State Key Laboratory of Bioreactor Engineering, Shanghai Key Laboratory of New Drug Design, Shanghai Key Laboratory of Chemical Biology, School of Pharmacy, East China University of Science and Technology, Shanghai 200237, China.
J Med Chem. 2012 Oct 11;55(19):8341-9. doi: 10.1021/jm300630p. Epub 2012 Sep 28.
This study applied an efficient virtual screening strategy integrating molecular docking with MM-GBSA rescoring to identify diverse human dihydroorotate dehydrogenase (hDHODH) inhibitors. Eighteen compounds with IC(50) values ranging from 0.11 to 18.8 μM were identified as novel hDHODH inhibitors that exhibited overall species-selectivity over Plasmodium falciparum dihydroorotate dehydrogenase (pfDHODH). Compound 8, the most potent one, showed low micromolar inhibitory activity against hDHODH with an IC(50) value of 0.11 μM. Moreover, lipopolysaccharide-induced B-cell assay and mixed lymphocyte reaction assay revealed that most of the hits showed potent antiproliferative activity against B and T cells, which demonstrates their potential application as immunosuppressive agents. In particular, compound 18 exhibited potent B-cell inhibitory activity (IC(50) = 1.78 μM) and presents a B-cell-specific profile with 17- and 26-fold selectivities toward T and Jurkat cells, respectively.

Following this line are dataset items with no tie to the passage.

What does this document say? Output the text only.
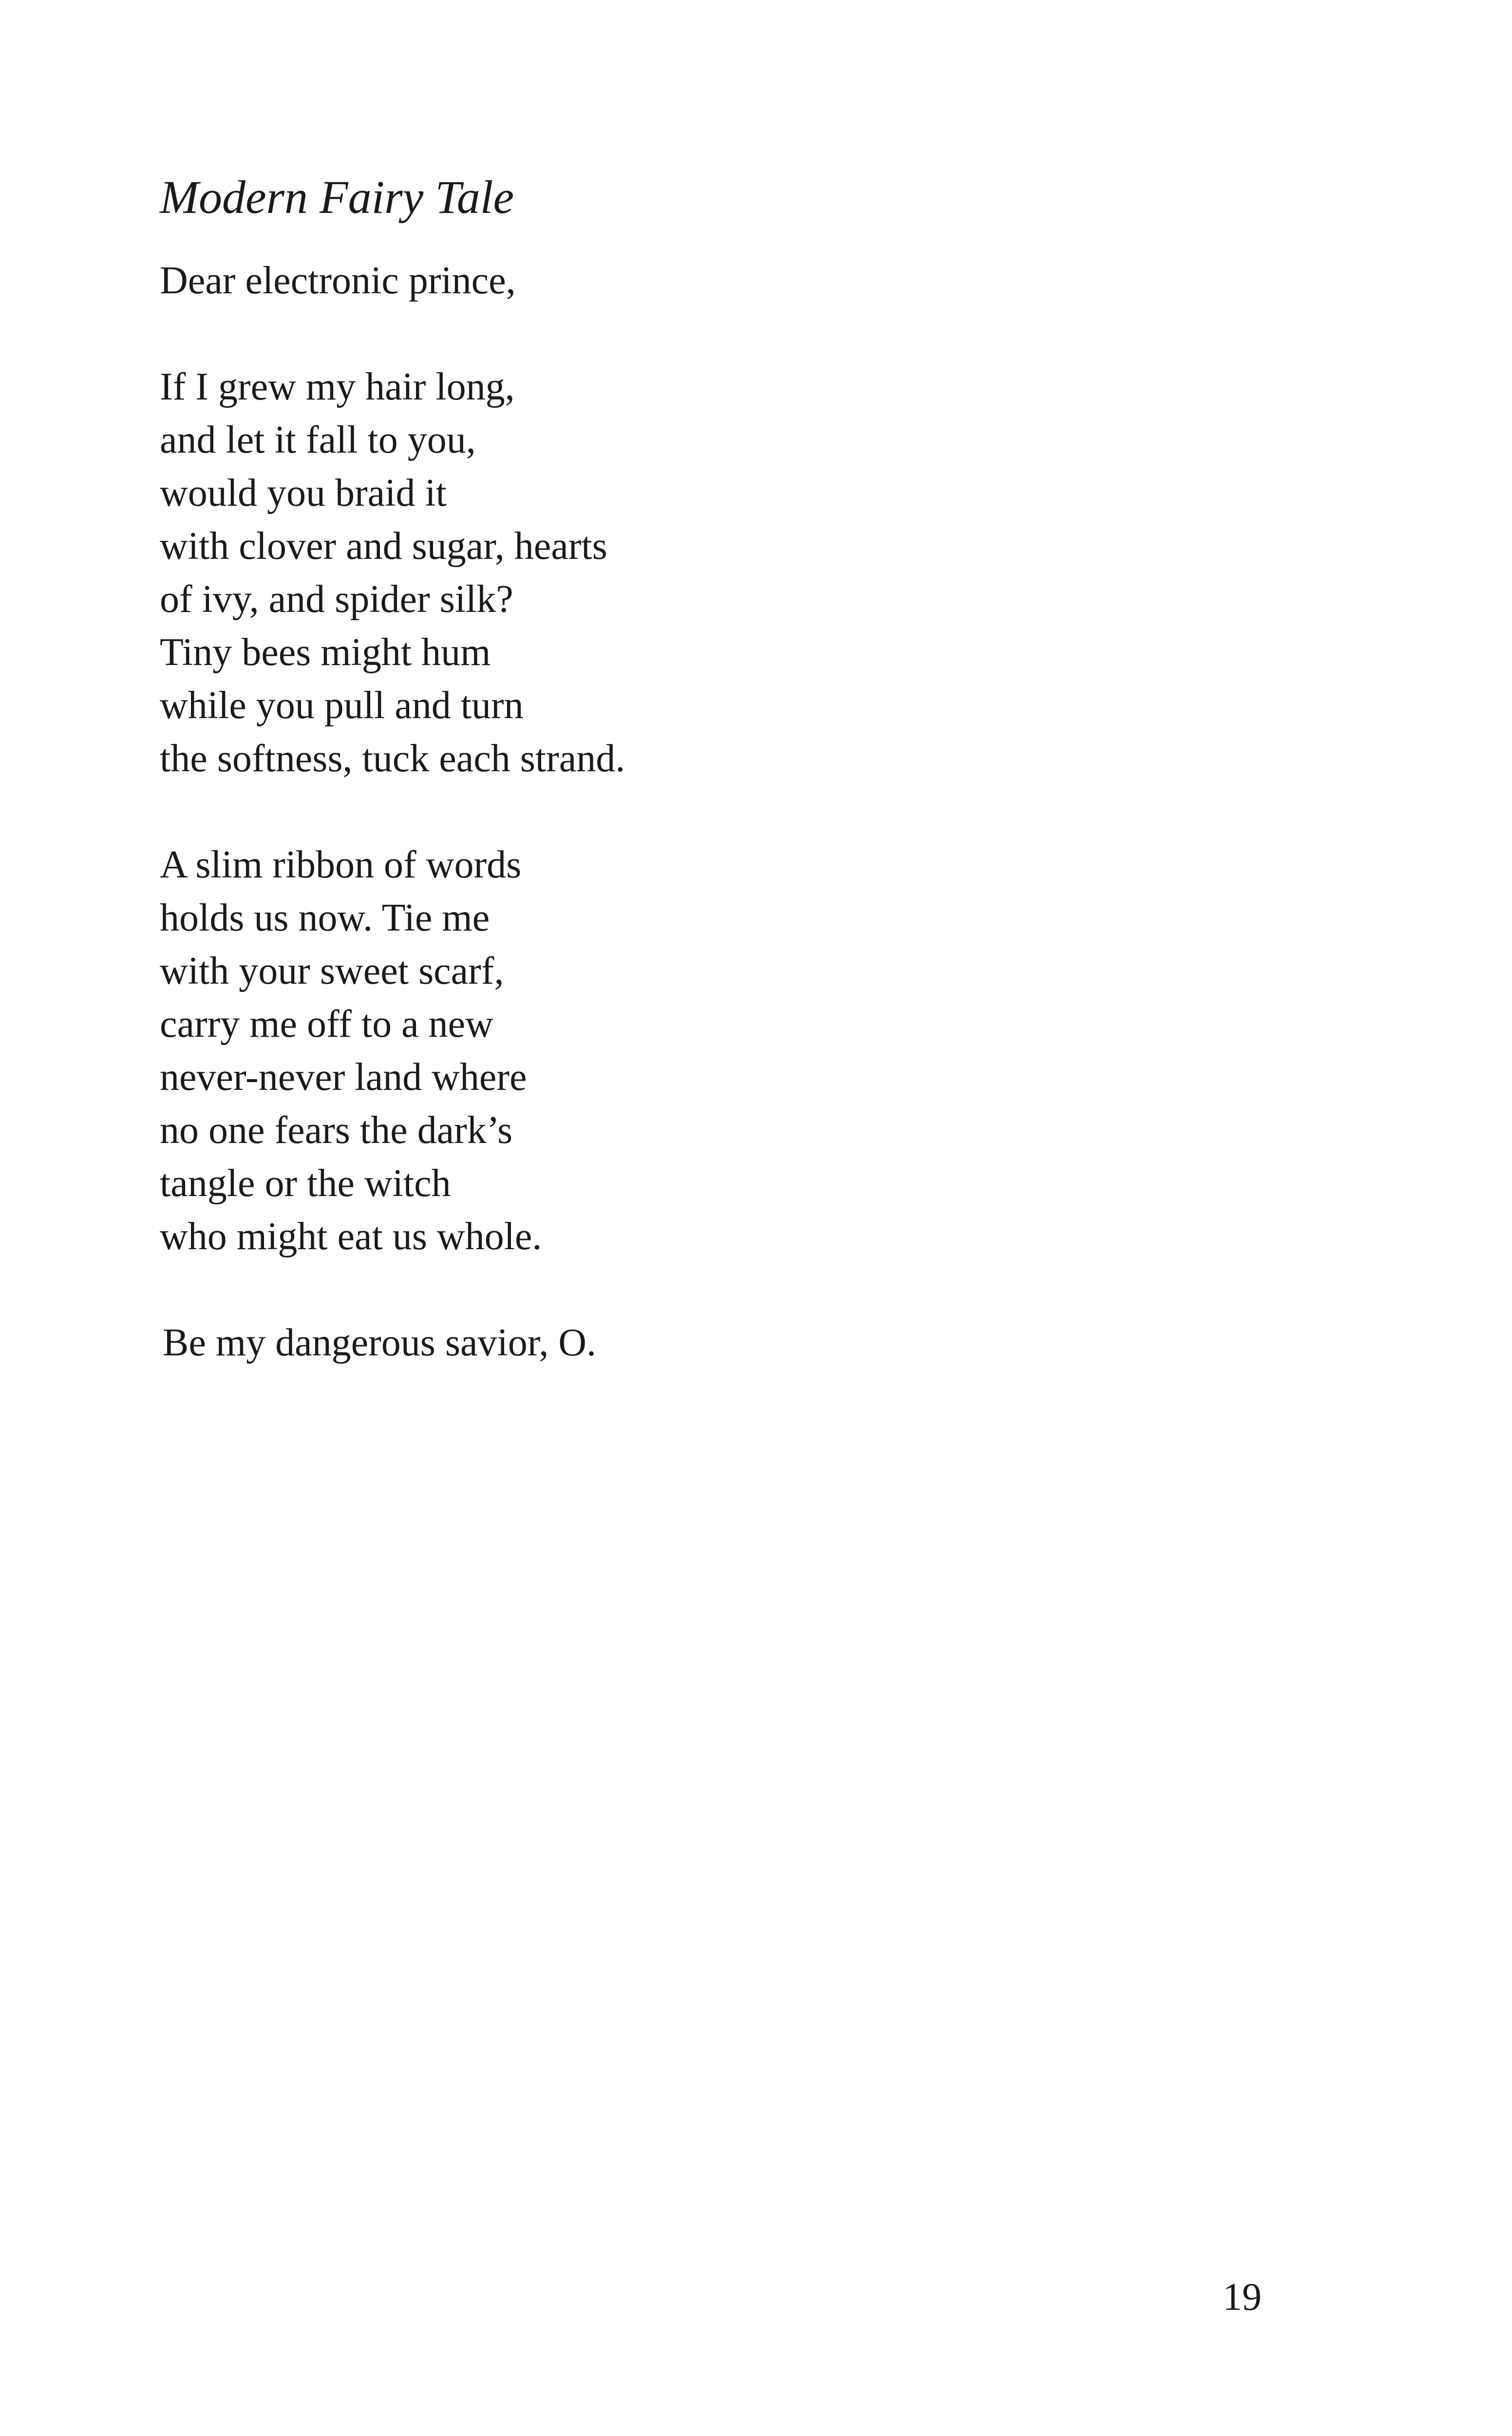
Modern Fairy Tale
Dear electronic prince,
If I grew my hair long,
and let it fall to you,
would you braid it
with clover and sugar, hearts
of ivy, and spider silk?
Tiny bees might hum
while you pull and turn
the softness, tuck each strand.
A slim ribbon of words
holds us now. Tie me
with your sweet scarf,
carry me off to a new
never-never land where
no one fears the dark’s
tangle or the witch
who might eat us whole.
Be my dangerous savior, O.
19
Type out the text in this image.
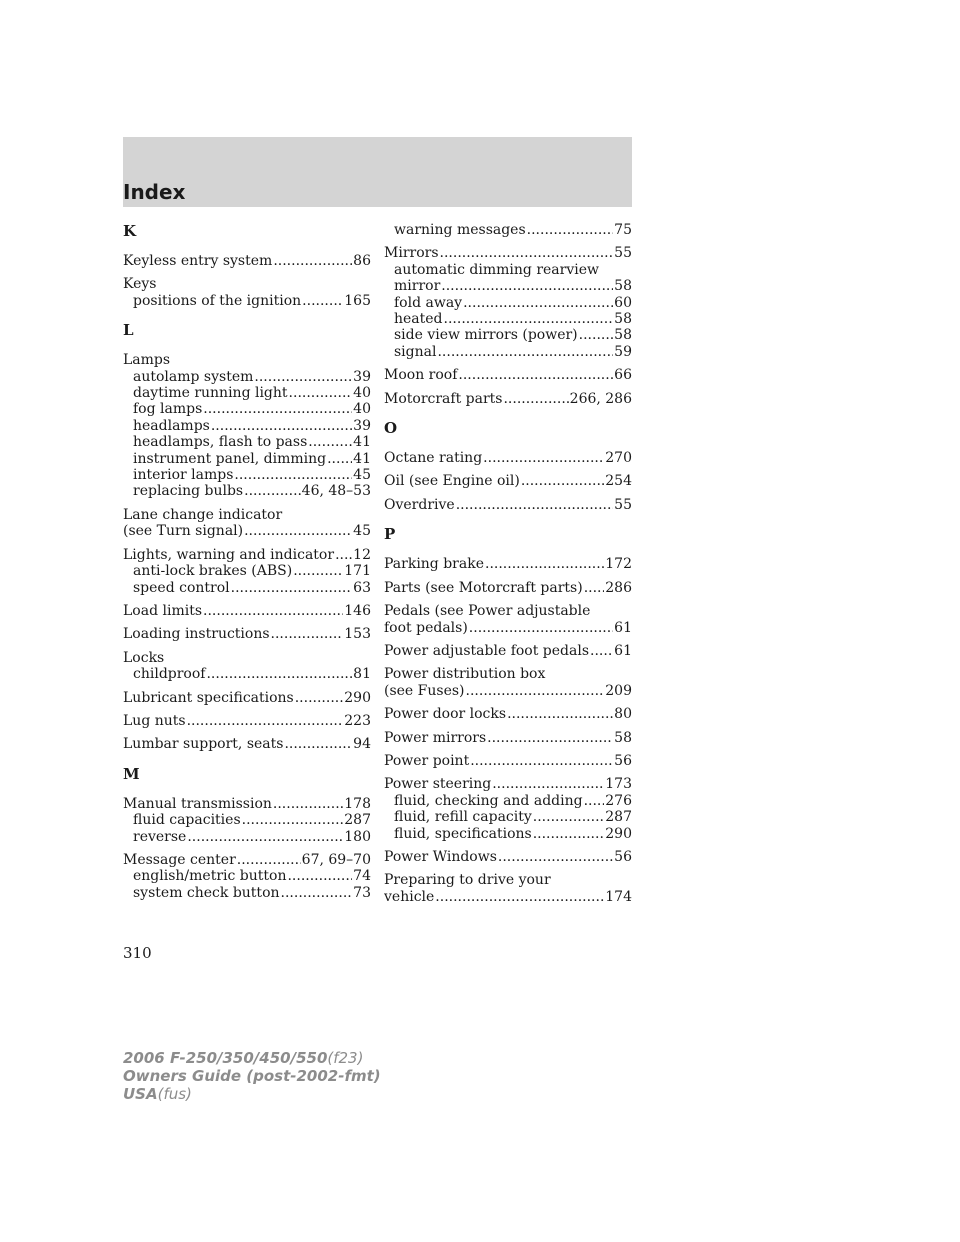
Index
K
Keyless entry system .....	86
Keys
positions of the ignition .....	165
L
Lamps
autolamp system .....	39
daytime running light .....	40
fog lamps .....	40
headlamps .....	39
headlamps, flash to pass .....	41
instrument panel, dimming ..... 41
interior lamps .....	45
replacing bulbs .....	46, 48–53
Lane change indicator
(see Turn signal) .....	45
Lights, warning and indicator ..... 12
anti-lock brakes (ABS) .....	171
speed control .....	63
Load limits .....	146
Loading instructions .....	153
Locks
childproof .....	81
Lubricant specifications .....	290
Lug nuts .....	223
Lumbar support, seats .....	94
M
Manual transmission .....	178
fluid capacities .....	287
reverse .....	180
Message center .....	67, 69–70
english/metric button .....	74
system check button .....	73
warning messages .....	75
Mirrors .....	55
automatic dimming rearview
mirror .....	58
fold away .....	60
heated .....	58
side view mirrors (power) .....	58
signal .....	59
Moon roof .....	66
Motorcraft parts .....	266, 286
O
Octane rating .....	270
Oil (see Engine oil) .....	254
Overdrive .....	55
P
Parking brake .....	172
Parts (see Motorcraft parts) ..... 286
Pedals (see Power adjustable
foot pedals) .....	61
Power adjustable foot pedals ..... 61
Power distribution box
(see Fuses) .....	209
Power door locks .....	80
Power mirrors .....	58
Power point .....	56
Power steering .....	173
fluid, checking and adding ..... 276
fluid, refill capacity .....	287
fluid, specifications .....	290
Power Windows .....	56
Preparing to drive your
vehicle .....	174
310
2006 F-250/350/450/550(f23)
Owners Guide (post-2002-fmt)
USA(fus)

本研究应用了一种有效的虚拟筛选策略,将分子对接与 MM-GBSA 再评分相结合,以鉴定多种人二氢乳清酸脱氢酶(hDHODH)抑制剂。鉴定出 18 种化合物,其 IC50值范围为 0.11 至 18.8 μM,它们是新型 hDHODH 抑制剂,对恶性疟原虫二氢乳清酸脱氢酶(pfDHODH)具有总体物种选择性。化合物 8 是最有效的化合物,对 hDHODH 表现出低微摩尔抑制活性,IC50值为 0.11 μM。此外,脂多糖诱导的 B 细胞测定和混合淋巴细胞反应测定表明,大多数化合物对 B 和 T 细胞表现出很强的增殖抑制活性,这表明它们有作为免疫抑制剂的应用潜力。特别是,化合物 18 表现出很强的 B 细胞抑制活性(IC50值为 1.78 μM),并具有 B 细胞特异性特征,对 T 细胞和 Jurkat 细胞的选择性分别为 17 倍和 26 倍。